"I felt you!" interrupted Ned, with a short laugh. He told his own name, but that was all, and seemed about to pass on.
"Are there any locomotive shops around here?" asked Mr. Simpson.
"Locomotive shops?" queried Ned. "None that I know of. Why?"
"Well, I heard heavy machinery being used down there;" and he waved his hand toward Tom's shops, "and I thought—"
"Oh, you mean Shopton!" exclaimed Ned. "That's the Swift plant. No, they don't make locomotives, though they could if they wanted to, for they turn out airships, submarines, tunnel diggers, and I don't know what."
"Do they make munitions there—for the Allies?" asked Mr. Simpson, and there was an eager look on his face.
"No, I don't believe so," Ned answered; "though, in fact, I don't know enough of the place to be in a position to give you any information about it," he told the man, not deeming it wise to go into particulars.

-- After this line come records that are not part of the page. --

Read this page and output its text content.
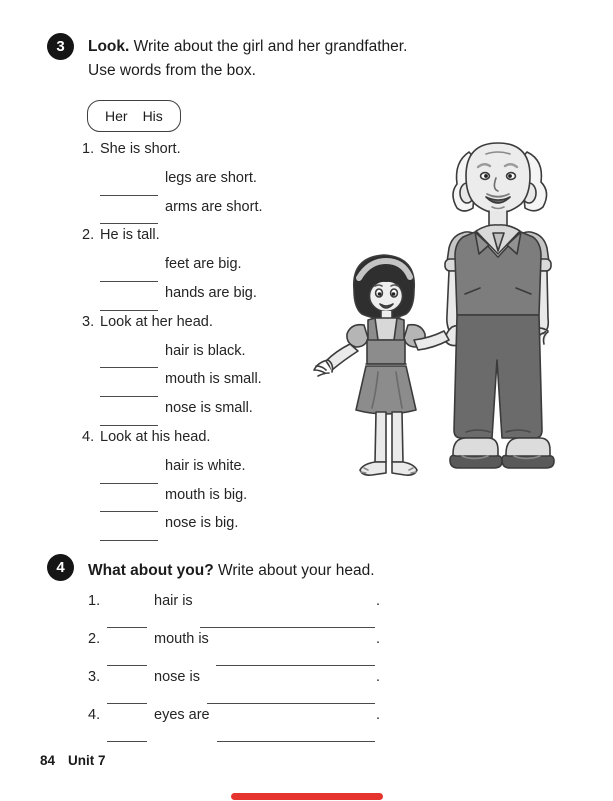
3 Look. Write about the girl and her grandfather.
Use words from the box.
Her His
1. She is short.
legs are short.
arms are short.
2. He is tall.
feet are big.
hands are big.
3. Look at her head.
hair is black.
mouth is small.
nose is small.
4. Look at his head.
hair is white.
mouth is big.
nose is big.
4 What about you? Write about your head.
1.	hair is	.
2.	mouth is	.
3.	nose is	.
4.	eyes are	.
84 Unit 7
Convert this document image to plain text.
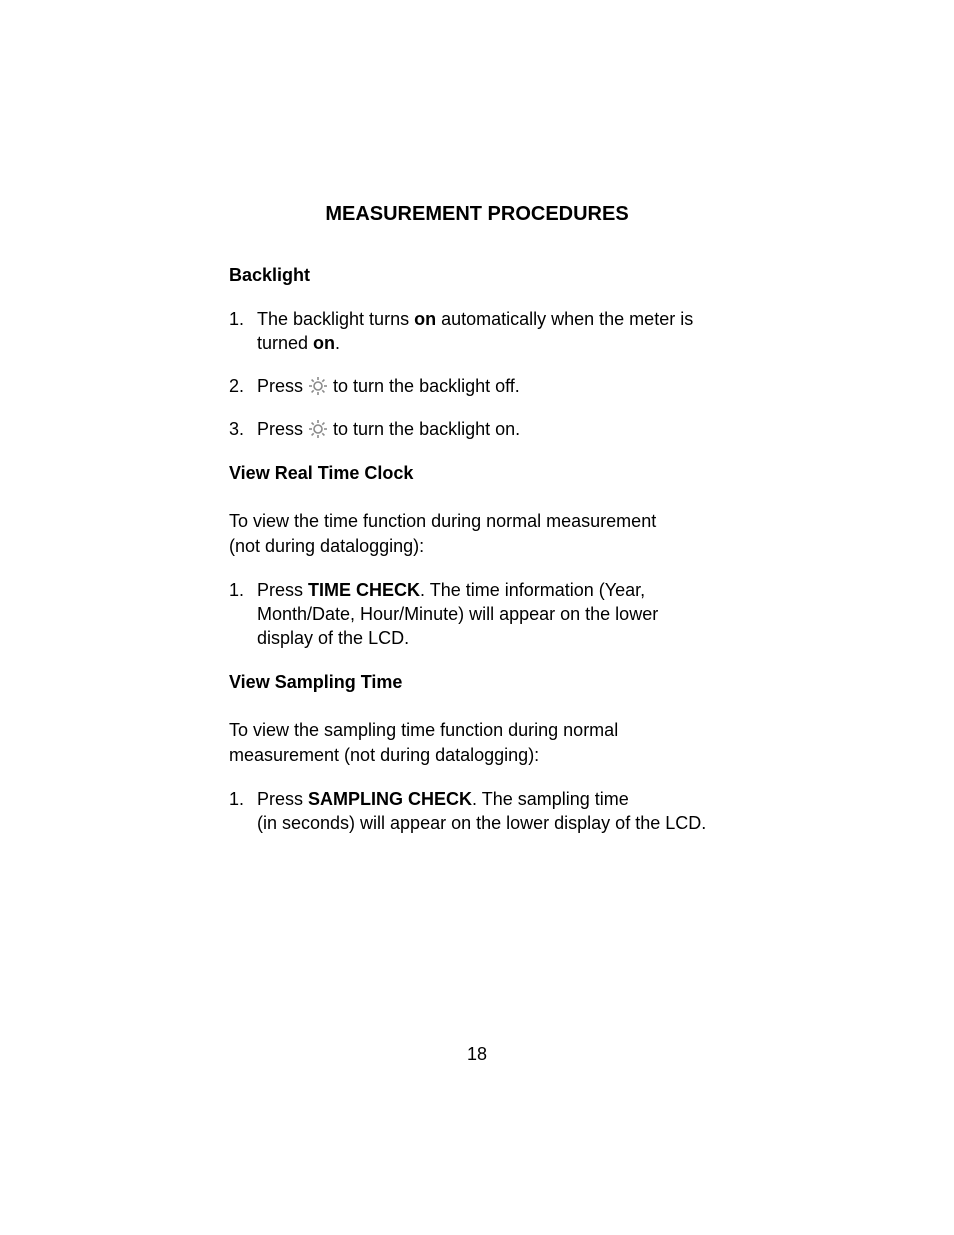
MEASUREMENT PROCEDURES
Backlight
1. The backlight turns on automatically when the meter is
turned on.
2. Press to turn the backlight off.
3. Press to turn the backlight on.
View Real Time Clock
To view the time function during normal measurement
(not during datalogging):
1. Press TIME CHECK. The time information (Year,
Month/Date, Hour/Minute) will appear on the lower
display of the LCD.
View Sampling Time
To view the sampling time function during normal
measurement (not during datalogging):
1. Press SAMPLING CHECK. The sampling time
(in seconds) will appear on the lower display of the LCD.
18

Perhaps the man felt this, as he did not press for an answer.
The two stood looking at one another for some little time, and then the man, with a bow that had in it something of insolence, as well as politeness, turned and went down the path up which Ned had come.
The young bank clerk waited a little while, and then turned his attention to the tree which seemed to have suddenly assumed an importance altogether out of proportion to its size.